The tone for the final episode is a surprisingly somber one- there are very few jokes, just serious questions. Namely, does this relationship have any future?
Doesn't the very idea of living together without being married imply that this was always just going to be a temporary situation? The worst of it is that most of the crises are not prompted by actual relationship problems, but rather employment issues that would appear to make these relationships too inconvenient to continue over time. The Seol-eun / Hwan-jong conflict was the most surprising to me- as the couple always in the least focus, predictably we don't see them much here either. But whereas previous episodes portrayed Seol-eun's obnoxious testing behavior as a joke, here it's directly acknowledged that what Seol-eun does is borderline emotionally abusive. I was surprised
"The Lover" ended up taking such a serious route- that much rather belied the more silly antics that have characterized most of the drama's run. But that, I think, is the real theme here. That you can't judge the future of a relationship based on the presumed childishness of the moment- it's the characters attitudes toward adulthood that really matter. Take Yeong-joon. As the much younger lover of a woman in her thirties, Yeong-joon has always seemed like lackluster relationship material. But off-screen, Yeong-joon has taken his career very seriously- the young man is much more mature than he lets on.

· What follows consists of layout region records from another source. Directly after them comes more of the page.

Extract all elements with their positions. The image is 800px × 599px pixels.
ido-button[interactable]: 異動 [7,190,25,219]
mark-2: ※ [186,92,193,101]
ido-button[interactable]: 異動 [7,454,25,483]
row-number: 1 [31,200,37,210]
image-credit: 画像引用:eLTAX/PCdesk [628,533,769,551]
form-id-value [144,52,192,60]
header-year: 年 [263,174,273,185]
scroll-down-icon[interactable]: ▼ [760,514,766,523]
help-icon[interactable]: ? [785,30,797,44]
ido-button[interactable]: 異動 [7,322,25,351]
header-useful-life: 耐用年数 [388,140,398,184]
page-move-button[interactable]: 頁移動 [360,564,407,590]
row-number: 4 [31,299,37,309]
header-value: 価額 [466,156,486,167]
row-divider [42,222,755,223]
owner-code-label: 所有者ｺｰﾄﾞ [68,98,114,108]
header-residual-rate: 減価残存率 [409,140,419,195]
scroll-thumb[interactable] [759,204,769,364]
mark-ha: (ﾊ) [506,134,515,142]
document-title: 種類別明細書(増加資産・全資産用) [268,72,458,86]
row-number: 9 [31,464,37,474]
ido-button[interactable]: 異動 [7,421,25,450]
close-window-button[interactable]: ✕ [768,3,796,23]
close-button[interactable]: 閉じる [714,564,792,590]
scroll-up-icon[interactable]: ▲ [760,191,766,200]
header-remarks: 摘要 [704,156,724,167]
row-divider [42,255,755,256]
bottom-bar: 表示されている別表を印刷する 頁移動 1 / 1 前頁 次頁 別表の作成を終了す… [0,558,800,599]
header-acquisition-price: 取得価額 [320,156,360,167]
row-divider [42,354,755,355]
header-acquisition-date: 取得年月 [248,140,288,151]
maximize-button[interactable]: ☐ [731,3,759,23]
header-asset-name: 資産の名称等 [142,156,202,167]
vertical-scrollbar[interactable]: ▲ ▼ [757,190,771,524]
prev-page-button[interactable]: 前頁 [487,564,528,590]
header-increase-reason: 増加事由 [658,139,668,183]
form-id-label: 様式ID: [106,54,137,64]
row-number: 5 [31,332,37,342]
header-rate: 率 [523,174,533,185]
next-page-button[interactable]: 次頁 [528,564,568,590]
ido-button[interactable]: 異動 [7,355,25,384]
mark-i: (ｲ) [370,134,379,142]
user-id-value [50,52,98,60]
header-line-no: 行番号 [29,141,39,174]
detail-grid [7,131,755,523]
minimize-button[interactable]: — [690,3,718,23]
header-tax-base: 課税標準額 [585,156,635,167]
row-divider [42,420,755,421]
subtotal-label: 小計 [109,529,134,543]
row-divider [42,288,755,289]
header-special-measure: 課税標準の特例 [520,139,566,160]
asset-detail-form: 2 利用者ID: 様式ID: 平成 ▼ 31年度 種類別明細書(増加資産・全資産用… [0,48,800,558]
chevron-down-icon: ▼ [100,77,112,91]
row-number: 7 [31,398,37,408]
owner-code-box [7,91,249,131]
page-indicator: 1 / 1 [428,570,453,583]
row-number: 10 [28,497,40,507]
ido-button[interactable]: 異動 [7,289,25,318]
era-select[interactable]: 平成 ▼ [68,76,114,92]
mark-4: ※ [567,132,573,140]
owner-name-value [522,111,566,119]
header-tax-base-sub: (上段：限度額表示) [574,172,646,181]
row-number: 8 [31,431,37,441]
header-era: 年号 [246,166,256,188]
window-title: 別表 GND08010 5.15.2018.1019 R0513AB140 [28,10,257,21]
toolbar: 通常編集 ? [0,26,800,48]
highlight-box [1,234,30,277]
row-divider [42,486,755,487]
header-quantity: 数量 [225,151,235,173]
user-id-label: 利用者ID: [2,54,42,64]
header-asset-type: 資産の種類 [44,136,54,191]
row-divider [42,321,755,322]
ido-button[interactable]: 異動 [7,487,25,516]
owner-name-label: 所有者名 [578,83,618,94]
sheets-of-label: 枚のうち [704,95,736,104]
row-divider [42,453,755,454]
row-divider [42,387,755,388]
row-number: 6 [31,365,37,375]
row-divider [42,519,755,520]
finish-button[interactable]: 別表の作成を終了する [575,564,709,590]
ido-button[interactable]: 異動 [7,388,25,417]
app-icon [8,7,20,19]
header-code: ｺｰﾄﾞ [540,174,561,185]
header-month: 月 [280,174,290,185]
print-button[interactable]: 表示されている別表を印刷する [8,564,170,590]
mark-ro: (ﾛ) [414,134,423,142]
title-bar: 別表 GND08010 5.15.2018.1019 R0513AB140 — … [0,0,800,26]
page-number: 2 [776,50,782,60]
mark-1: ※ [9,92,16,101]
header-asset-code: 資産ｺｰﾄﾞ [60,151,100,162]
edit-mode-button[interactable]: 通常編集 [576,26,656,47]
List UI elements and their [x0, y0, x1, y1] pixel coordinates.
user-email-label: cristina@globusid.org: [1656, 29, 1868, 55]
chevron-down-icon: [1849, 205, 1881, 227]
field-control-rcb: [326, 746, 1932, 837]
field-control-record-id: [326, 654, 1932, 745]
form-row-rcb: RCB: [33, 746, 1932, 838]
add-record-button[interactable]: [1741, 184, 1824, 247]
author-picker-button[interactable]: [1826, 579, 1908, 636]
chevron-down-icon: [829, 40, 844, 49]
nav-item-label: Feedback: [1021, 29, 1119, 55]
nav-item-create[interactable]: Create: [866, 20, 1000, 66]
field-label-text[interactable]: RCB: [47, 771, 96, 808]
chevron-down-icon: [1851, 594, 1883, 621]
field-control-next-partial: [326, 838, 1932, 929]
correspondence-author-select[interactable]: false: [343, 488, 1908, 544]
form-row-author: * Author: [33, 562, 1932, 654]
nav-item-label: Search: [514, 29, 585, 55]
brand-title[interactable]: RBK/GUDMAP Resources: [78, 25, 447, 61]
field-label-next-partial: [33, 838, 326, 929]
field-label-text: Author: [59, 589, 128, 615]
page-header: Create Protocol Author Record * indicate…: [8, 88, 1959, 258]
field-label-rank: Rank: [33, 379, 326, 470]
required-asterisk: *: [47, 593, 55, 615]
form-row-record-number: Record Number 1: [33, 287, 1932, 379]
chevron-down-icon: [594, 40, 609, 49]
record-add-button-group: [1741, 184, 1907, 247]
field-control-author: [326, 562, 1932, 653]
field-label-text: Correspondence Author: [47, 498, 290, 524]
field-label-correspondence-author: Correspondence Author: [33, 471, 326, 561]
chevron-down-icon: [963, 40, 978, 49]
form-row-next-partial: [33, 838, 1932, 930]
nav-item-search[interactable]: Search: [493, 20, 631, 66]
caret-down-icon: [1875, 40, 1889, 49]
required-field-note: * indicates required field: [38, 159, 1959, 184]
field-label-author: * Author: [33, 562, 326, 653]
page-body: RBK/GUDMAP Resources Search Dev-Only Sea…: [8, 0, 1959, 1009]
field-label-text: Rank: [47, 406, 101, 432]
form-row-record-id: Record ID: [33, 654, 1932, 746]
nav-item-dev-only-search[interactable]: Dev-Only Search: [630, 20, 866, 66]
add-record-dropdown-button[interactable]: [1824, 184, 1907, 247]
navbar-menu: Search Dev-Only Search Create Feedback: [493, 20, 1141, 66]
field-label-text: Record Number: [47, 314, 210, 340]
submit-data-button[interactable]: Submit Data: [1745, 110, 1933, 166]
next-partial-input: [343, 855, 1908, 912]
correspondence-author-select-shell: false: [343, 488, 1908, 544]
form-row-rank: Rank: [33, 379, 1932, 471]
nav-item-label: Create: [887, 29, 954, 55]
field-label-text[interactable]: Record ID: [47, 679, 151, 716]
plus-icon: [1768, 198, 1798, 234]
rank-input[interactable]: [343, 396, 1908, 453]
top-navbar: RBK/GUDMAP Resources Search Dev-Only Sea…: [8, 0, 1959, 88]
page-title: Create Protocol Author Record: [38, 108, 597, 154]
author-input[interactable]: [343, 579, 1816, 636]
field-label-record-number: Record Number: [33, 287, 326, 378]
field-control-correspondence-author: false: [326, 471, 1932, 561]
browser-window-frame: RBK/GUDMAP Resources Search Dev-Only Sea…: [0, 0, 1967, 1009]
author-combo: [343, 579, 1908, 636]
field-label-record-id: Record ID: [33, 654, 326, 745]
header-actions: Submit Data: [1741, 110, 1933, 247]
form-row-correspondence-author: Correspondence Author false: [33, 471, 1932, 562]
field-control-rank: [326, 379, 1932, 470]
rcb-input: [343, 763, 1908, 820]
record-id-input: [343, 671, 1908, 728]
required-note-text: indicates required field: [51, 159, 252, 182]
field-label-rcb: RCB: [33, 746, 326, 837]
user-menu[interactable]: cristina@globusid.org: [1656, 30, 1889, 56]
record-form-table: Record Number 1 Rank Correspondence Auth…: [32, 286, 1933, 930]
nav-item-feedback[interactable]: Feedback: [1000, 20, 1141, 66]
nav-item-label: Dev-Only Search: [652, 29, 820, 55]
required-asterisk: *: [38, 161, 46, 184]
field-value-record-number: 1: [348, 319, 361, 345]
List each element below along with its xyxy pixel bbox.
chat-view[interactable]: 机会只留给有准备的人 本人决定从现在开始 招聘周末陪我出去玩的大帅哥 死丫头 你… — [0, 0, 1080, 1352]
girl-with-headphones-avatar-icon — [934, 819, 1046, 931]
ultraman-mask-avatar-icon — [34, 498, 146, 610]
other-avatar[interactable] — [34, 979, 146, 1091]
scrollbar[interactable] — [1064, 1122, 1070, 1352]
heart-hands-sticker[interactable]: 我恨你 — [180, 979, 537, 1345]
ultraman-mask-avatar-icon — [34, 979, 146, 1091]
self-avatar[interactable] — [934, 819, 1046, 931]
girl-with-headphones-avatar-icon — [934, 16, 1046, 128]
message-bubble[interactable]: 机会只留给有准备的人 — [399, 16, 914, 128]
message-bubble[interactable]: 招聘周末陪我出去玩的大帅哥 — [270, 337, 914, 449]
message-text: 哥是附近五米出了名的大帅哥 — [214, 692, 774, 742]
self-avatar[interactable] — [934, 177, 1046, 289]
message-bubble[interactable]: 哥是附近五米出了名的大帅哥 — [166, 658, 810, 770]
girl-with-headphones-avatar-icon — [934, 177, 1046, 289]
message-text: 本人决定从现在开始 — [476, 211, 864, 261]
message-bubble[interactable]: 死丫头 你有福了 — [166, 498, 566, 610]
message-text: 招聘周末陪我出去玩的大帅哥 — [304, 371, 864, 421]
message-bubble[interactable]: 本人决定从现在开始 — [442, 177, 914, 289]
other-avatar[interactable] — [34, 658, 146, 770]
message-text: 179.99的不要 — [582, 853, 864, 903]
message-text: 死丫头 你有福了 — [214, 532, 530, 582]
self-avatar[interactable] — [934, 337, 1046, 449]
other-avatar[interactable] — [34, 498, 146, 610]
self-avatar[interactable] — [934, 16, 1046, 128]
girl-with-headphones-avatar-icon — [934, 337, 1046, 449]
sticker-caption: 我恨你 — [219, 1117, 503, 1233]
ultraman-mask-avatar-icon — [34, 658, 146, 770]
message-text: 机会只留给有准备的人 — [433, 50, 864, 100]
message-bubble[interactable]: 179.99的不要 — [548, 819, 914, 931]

Which only makes his final resolution with Jin-nyeo all the more heartwarming. Joon-jae and Takuya are never convincingly outed as gay. Which is fine by me- their story has always been a little weird compared to the other three, because as of the first episode Joon-jae and Takuya had never actually met. The closest they come to narrative relevance is with the idea that it can in fact be nice to live with another person, and share in their eccentricities, and consider their needs. Which come to think of it is more-or-less what being an unmarried live-in partner is all about. Part of me almost wishes that "The Lover" really had just gone to the dark side and given us the all-around gloomy ending that seemed to be foreshadowed for most of the runtime. By the end, though, I'd come to appreciate that the bigger message behind "The Lover" is that fear is what really makes or breaks a relationship.
How genuinely upset would you be about not seeing this other person again? While that's not an expression that's always easy to emote, to a genuine partner, that much can be made believable.